Un premier pas vers une meilleure relation entre Autochtones et gouvernement québécois

Le chef de l’Assemblée des Premières Nations Québec-Labrador, Ghislain Picard, et la ministre responsable des Affaires autochtones, Sylvie D’Amours, ont rencontré la presse à l’issue de leur séance de travail.
Photo: Marie-France Coallier Le Devoir Le chef de l’Assemblée des Premières Nations Québec-Labrador, Ghislain Picard, et la ministre responsable des Affaires autochtones, Sylvie D’Amours, ont rencontré la presse à l’issue de leur séance de travail.

Les Autochtones veulent travailler en collaboration avec Québec pour donner suite aux recommandations des rapports très critiques envers l’État déposés l’an dernier, malgré les tensions des derniers mois. « La relation politique, on y travaillera au moment approprié », a déclaré lundi Ghislain Picard, le chef de l’Assemblée des Premières Nations Québec-Labrador (APNQL), à l’issue d’une deuxième réunion sur le sujet, à Montréal.

La « table de dialogue » portait sur la mise en œuvre des recommandations de la Commission d’enquête sur les relations entre les Autochtones et certains services publics au Québec (commission Viens) et de l’Enquête nationale sur les femmes et les filles autochtones disparues et assassinées. Ces exercices ont abouti à 163 recommandations pour Québec.

« On n’a pas de chiffres sur le nombre de chantiers qui pourraient voir le jour, mais on sait qu’il y aura énormément de pain sur la planche dans les prochaines semaines et les prochains mois », a expliqué le chef Picard.

Comme priorité, il a mentionné la protection de la jeunesse, tout en soulignant que les chefs qu’il représente devraient « faire le tri » parmi les nombreuses recommandations.

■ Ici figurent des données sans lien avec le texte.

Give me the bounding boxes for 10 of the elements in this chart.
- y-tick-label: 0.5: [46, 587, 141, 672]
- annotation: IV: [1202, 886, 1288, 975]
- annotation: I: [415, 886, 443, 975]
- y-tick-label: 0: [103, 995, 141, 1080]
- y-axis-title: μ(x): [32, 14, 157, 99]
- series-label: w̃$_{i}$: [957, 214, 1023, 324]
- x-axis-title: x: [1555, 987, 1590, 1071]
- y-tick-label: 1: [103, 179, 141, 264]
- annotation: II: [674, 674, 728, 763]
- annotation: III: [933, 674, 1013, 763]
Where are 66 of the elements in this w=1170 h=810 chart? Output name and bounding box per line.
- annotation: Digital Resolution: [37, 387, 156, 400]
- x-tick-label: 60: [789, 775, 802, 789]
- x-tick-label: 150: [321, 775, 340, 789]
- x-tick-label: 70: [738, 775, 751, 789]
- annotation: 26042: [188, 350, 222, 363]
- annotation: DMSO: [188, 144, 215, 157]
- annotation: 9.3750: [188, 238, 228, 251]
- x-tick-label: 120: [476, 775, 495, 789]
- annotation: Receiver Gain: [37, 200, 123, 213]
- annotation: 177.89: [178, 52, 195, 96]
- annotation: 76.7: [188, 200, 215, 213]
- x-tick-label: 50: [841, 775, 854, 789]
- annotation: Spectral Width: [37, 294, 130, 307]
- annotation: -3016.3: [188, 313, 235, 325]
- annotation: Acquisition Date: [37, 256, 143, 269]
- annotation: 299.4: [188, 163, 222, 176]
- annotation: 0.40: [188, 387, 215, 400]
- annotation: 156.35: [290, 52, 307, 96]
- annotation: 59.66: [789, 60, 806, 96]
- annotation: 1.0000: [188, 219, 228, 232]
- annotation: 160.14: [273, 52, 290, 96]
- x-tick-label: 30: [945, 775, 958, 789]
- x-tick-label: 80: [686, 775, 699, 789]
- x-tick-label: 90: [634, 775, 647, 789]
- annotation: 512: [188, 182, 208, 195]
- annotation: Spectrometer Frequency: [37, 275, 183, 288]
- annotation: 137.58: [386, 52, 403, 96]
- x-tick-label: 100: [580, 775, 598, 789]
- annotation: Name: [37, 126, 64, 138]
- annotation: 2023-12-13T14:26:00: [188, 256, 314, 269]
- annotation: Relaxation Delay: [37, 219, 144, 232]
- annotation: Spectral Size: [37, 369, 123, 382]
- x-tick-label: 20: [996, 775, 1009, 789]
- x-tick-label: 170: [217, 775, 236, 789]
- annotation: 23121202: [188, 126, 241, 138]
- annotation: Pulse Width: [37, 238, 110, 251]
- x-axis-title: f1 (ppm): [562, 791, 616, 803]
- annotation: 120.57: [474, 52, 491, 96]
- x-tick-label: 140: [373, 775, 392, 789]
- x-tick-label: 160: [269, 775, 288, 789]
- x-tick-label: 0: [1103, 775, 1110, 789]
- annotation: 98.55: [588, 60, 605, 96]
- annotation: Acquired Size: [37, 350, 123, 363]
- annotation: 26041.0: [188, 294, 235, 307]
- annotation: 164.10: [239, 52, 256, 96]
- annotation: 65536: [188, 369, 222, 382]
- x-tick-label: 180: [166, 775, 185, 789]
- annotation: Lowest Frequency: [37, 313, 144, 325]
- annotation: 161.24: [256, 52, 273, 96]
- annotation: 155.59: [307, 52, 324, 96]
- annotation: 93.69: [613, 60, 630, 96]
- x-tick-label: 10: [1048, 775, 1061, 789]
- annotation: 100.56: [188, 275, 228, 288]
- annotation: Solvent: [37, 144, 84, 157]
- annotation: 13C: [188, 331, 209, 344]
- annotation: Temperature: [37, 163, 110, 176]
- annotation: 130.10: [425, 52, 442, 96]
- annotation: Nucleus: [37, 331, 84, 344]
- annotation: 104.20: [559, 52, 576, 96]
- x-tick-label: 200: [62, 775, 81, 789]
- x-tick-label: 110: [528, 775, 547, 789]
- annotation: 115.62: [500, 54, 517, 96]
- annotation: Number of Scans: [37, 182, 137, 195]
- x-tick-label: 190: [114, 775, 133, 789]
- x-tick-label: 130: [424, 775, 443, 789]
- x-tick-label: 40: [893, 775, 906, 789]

Pour surveiller l’application des mesures qui seront choisies, l’APNQL considère la possibilité de faire appel à la protectrice du citoyen ou encore à des juges de la Cour supérieure.

Également à la table de dialogue, la ministre responsable des Affaires autochtones, Sylvie D’Amours, a qualifié la rencontre de « positive et constructive ». Elle a expliqué que les représentants autochtones avaient convenu d’une « structure » en trois axes (relations, services et enjeux politiques) permettant de travailler de « nation à nation ».

La ministre D’Amours a expliqué lundi que l’absence du premier ministre était tout à fait normale, étant donné qu’il s’agissait d’une réunion de travail. « Lorsqu’il y aura des décisions, lorsqu’il y aura des tables de chefs politiques, le premier ministre sera présent », a-t-elle assuré.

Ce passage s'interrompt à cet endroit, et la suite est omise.